Saturday’s starring attraction has to be Miles Davis drummer Jimmy Cobb’s So What Band, which looks like some killer Jazz Messengers lineup, with trumpeter Wallace Roney (obviously), an awesome pairing of saxists Vincent Herring and Javon Jackson, pianist Larry Willis and bassist Buster Williams. NYC baby, absolutely pure. The Jon Faddis Quartet takes a different tack, doing a more Dizzy-inspired thing, and Bill Cosby has his usual aggregation (great players — this time including Anat Cohen and pianist Geoffrey Keezer — and Cos lecturing us on something or other). Incredibly enough, our own great Jack Sheldon makes his first ever appearance here, and his great orchestra (and crazy banter) will slay the crowd. Pete Escovedo has his excellent orchestra here, too (with daughter Sheila E on the traps). New Orleans is here twice on Saturday, with the New Birth Brass Band doing it really old style (like pre-Satchmo even) and the Neville Brothers doing their soul thing. Two times the funk, too, with the nu-skool bassist Esperanza Spaulding and old school Sharan Jones and the Dap Kings. Sunday has Kenny G. If that really bothers you, go get a beer or three, visit the head, or look for those really stoned chess players.
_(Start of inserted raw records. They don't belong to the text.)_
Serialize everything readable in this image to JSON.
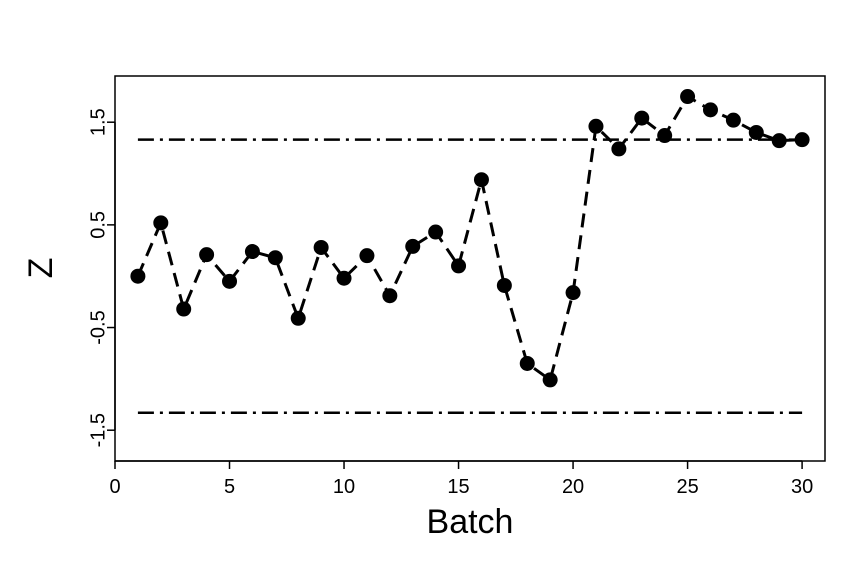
{
  "chart_data": {
    "type": "line",
    "xlabel": "Batch",
    "ylabel": "Z",
    "xlim": [
      0,
      31
    ],
    "ylim": [
      -1.8,
      1.95
    ],
    "x_ticks": [
      0,
      5,
      10,
      15,
      20,
      25,
      30
    ],
    "x_tick_labels": [
      "0",
      "5",
      "10",
      "15",
      "20",
      "25",
      "30"
    ],
    "y_ticks": [
      -1.5,
      -0.5,
      0.5,
      1.5
    ],
    "y_tick_labels": [
      "-1.5",
      "-0.5",
      "0.5",
      "1.5"
    ],
    "grid": false,
    "series": [
      {
        "style": "dashed-with-filled-circles",
        "color": "#000000",
        "x": [
          1,
          2,
          3,
          4,
          5,
          6,
          7,
          8,
          9,
          10,
          11,
          12,
          13,
          14,
          15,
          16,
          17,
          18,
          19,
          20,
          21,
          22,
          23,
          24,
          25,
          26,
          27,
          28,
          29,
          30
        ],
        "y": [
          0.0,
          0.52,
          -0.32,
          0.21,
          -0.05,
          0.24,
          0.18,
          -0.41,
          0.28,
          -0.02,
          0.2,
          -0.19,
          0.29,
          0.43,
          0.1,
          0.94,
          -0.09,
          -0.85,
          -1.01,
          -0.16,
          1.46,
          1.24,
          1.54,
          1.37,
          1.75,
          1.62,
          1.52,
          1.4,
          1.32,
          1.33
        ]
      }
    ],
    "reference_lines": [
      {
        "style": "dash-dot",
        "y": 1.33,
        "x_from": 1,
        "x_to": 30,
        "color": "#000000"
      },
      {
        "style": "dash-dot",
        "y": -1.33,
        "x_from": 1,
        "x_to": 30,
        "color": "#000000"
      }
    ]
  }
}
But Sunday also has the Wayne Shorter Quartet (and this is one of the great rhythm trios of our time, with drummer Brian Blade, bassist John Patitucci and pianist Danilo Perez), as real as real jazz gets. There’s also the exceptionalDave Holland Big Band, and the brilliant sax/clarinetist Anat Cohen, who blew minds at Hollywood & Highland last summer. Doing his unique jazz-reggae-Carribean thing is Monty Alexander’s Jazz & Roots. Oh, and Oscar Hernandez & the L.A. Salsa All-Stars,King Sunny Ade’s grooving juju (the other Nigerian music) and Quincy Jones’ latest find — the explosive young Cuban pianist Alfredo Rodriguez. Things start at 2 and run past 10 both days.
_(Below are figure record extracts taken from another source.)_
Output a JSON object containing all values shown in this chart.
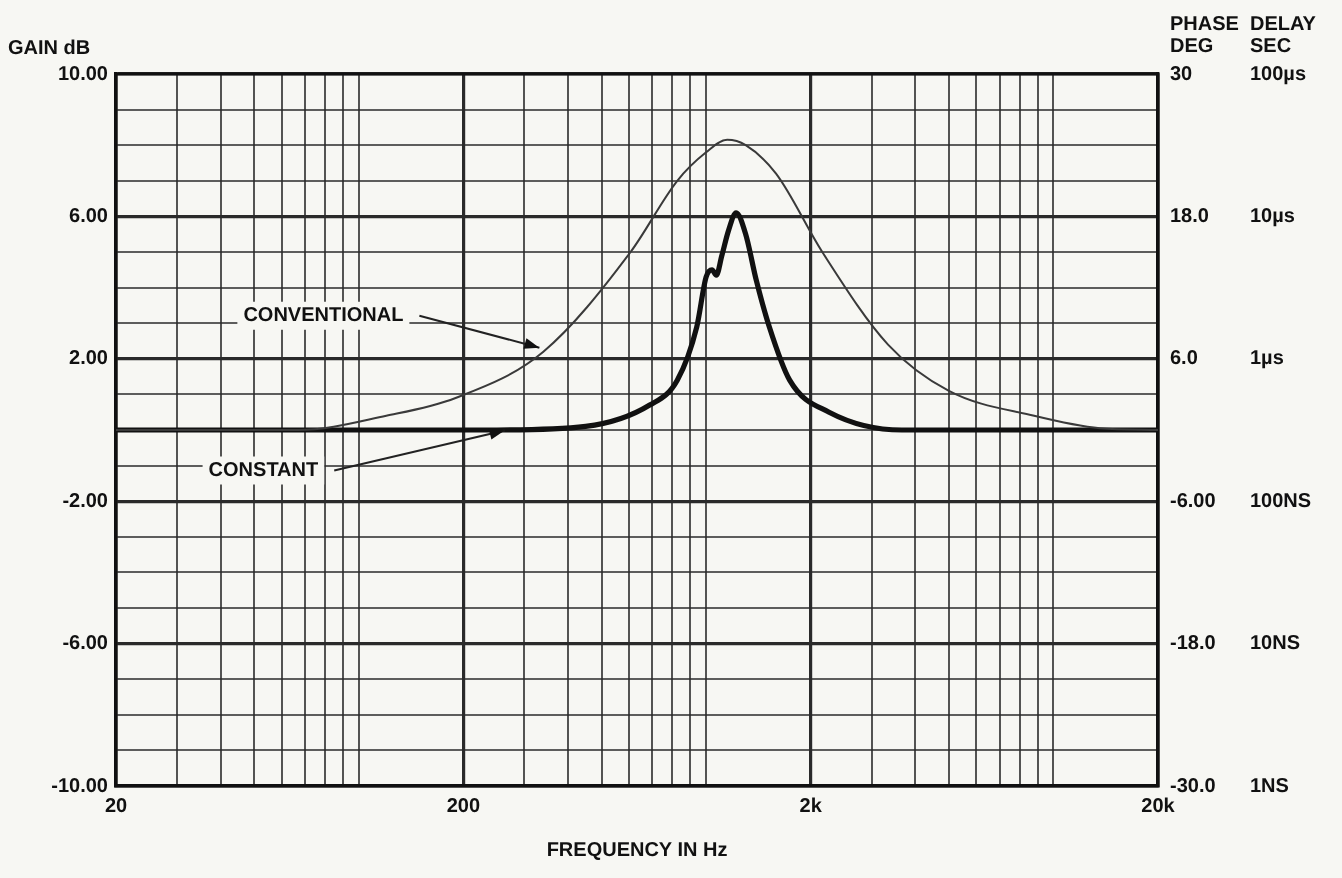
{
  "chart_data": {
    "type": "line",
    "xlabel": "FREQUENCY IN Hz",
    "ylabel": "GAIN dB",
    "y2label": "PHASE DEG",
    "y3label": "DELAY SEC",
    "log": "x",
    "grid": true,
    "legend": false,
    "marker": "none",
    "line_style": "solid",
    "xlim": [
      20,
      20000
    ],
    "xticks": [
      {
        "value": 20,
        "label": "20"
      },
      {
        "value": 30,
        "label": null
      },
      {
        "value": 40,
        "label": null
      },
      {
        "value": 50,
        "label": null
      },
      {
        "value": 60,
        "label": null
      },
      {
        "value": 70,
        "label": null
      },
      {
        "value": 80,
        "label": null
      },
      {
        "value": 90,
        "label": null
      },
      {
        "value": 100,
        "label": null
      },
      {
        "value": 200,
        "label": "200"
      },
      {
        "value": 300,
        "label": null
      },
      {
        "value": 400,
        "label": null
      },
      {
        "value": 500,
        "label": null
      },
      {
        "value": 600,
        "label": null
      },
      {
        "value": 700,
        "label": null
      },
      {
        "value": 800,
        "label": null
      },
      {
        "value": 900,
        "label": null
      },
      {
        "value": 1000,
        "label": null
      },
      {
        "value": 2000,
        "label": "2k"
      },
      {
        "value": 3000,
        "label": null
      },
      {
        "value": 4000,
        "label": null
      },
      {
        "value": 5000,
        "label": null
      },
      {
        "value": 6000,
        "label": null
      },
      {
        "value": 7000,
        "label": null
      },
      {
        "value": 8000,
        "label": null
      },
      {
        "value": 9000,
        "label": null
      },
      {
        "value": 10000,
        "label": null
      },
      {
        "value": 20000,
        "label": "20k"
      }
    ],
    "ylim": [
      -10,
      10
    ],
    "yticks": [
      {
        "value": -10,
        "label": "-10.00"
      },
      {
        "value": -9,
        "label": null
      },
      {
        "value": -8,
        "label": null
      },
      {
        "value": -7,
        "label": null
      },
      {
        "value": -6,
        "label": "-6.00"
      },
      {
        "value": -5,
        "label": null
      },
      {
        "value": -4,
        "label": null
      },
      {
        "value": -3,
        "label": null
      },
      {
        "value": -2,
        "label": "-2.00"
      },
      {
        "value": -1,
        "label": null
      },
      {
        "value": 0,
        "label": null
      },
      {
        "value": 1,
        "label": null
      },
      {
        "value": 2,
        "label": "2.00"
      },
      {
        "value": 3,
        "label": null
      },
      {
        "value": 4,
        "label": null
      },
      {
        "value": 5,
        "label": null
      },
      {
        "value": 6,
        "label": "6.00"
      },
      {
        "value": 7,
        "label": null
      },
      {
        "value": 8,
        "label": null
      },
      {
        "value": 9,
        "label": null
      },
      {
        "value": 10,
        "label": "10.00"
      }
    ],
    "y2lim": [
      -30,
      30
    ],
    "y2ticks": [
      {
        "value": -30,
        "label": "-30.0"
      },
      {
        "value": -18,
        "label": "-18.0"
      },
      {
        "value": -6,
        "label": "-6.00"
      },
      {
        "value": 6,
        "label": "6.0"
      },
      {
        "value": 18,
        "label": "18.0"
      },
      30
    ],
    "series": [
      {
        "color": "#3a3a3a",
        "x": [
          20,
          67,
          120,
          190,
          340,
          606,
          826,
          1000,
          1150,
          1300,
          1590,
          2160,
          3340,
          5000,
          8800,
          13600,
          20000
        ],
        "values": [
          0,
          0,
          0.4,
          0.9,
          2.2,
          5.0,
          7.0,
          7.8,
          8.15,
          8.0,
          7.2,
          5.0,
          2.4,
          1.1,
          0.4,
          0.05,
          0
        ]
      },
      {
        "color": "#111111",
        "x": [
          20,
          250,
          450,
          688,
          826,
          940,
          1000,
          1040,
          1070,
          1110,
          1160,
          1220,
          1300,
          1395,
          1520,
          1740,
          2260,
          3660,
          20000
        ],
        "values": [
          0,
          0,
          0.1,
          0.7,
          1.4,
          2.9,
          4.3,
          4.5,
          4.35,
          4.9,
          5.6,
          6.1,
          5.5,
          4.2,
          2.9,
          1.4,
          0.5,
          0,
          0
        ]
      }
    ],
    "annotations": [
      {
        "text": "CONVENTIONAL",
        "x": 340,
        "y": 2.2
      },
      {
        "text": "CONSTANT",
        "x": 270,
        "y": 0.1
      },
      "100µs",
      "10µs",
      "1µs",
      "100NS",
      "10NS",
      "1NS"
    ]
  }
}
Brian Blade, by the way, is also at Catalina’s Friday and Saturday. The guy cooks, and it’ll be a rare chance to catch him in a club one night and at the Bowl the next afternoon and wonder which has the better green room. It seems Catalina’s is picking up a lot of the stuff you might have seen at the Bakery, with Marcus Miller there on Monday doing his birthday thing (not sure with who, but he was just touring with Stanley Clarke), and Christian McBride’s Inside Straight there on Wednesday and Thursday. As the cool name suggests, he is playing it straight-ahead this time, shaking all that Philharmonic stuff out of his bones. Maybe he’ll stop hanging out with all them rich people. And as we’ve been saying (to point of monotony), Charlie O’s is where it’s at in L.A. for the inside-straight seven nights a week. On Friday it’s the mellifluous trombonist Scott Whitfield, and saxist Pete Christlieb arrives on Saturday and Thursday. Bassist Henry Franklin does his ’60s thang on Tuesday, with Azar Lawrence and the McCoy-inspired Theo Saunders. But the high point of the week here has to be Theo Saunders’ own quartet on Wednesday. Brilliant stuff — genius really — especially his originals.

And man we’re gonna miss Matt Otto when he moves. He’s got a tone and feel on the tenor you’d be hard-oppressed to find coming out many other horns these days. It’s gorgeous, and not so much relaxed as it is “un-manic,” with hints of Getz and Dexter Gordon and Prez. They dig that in his new home, Kansas City; his sound is in their DNA. He only has a couple local gigs left, including two at Spazio this week — on Saturday, with pianist Andy Langham, bassist Edwin Livingston and drummer Lorca Hart; and then on Wednesday in drummer Jason Harnell’s pianoless quartet, with guitarist Larry Koonse and bassist Hamilton Price. It’s combos like this that kinda piss us off when people bitch and moan about nothing happening jazzwise in L.A.. These cats are serious. All we need to do is open our ears. The jazz is there, people. It’s we who aren’t.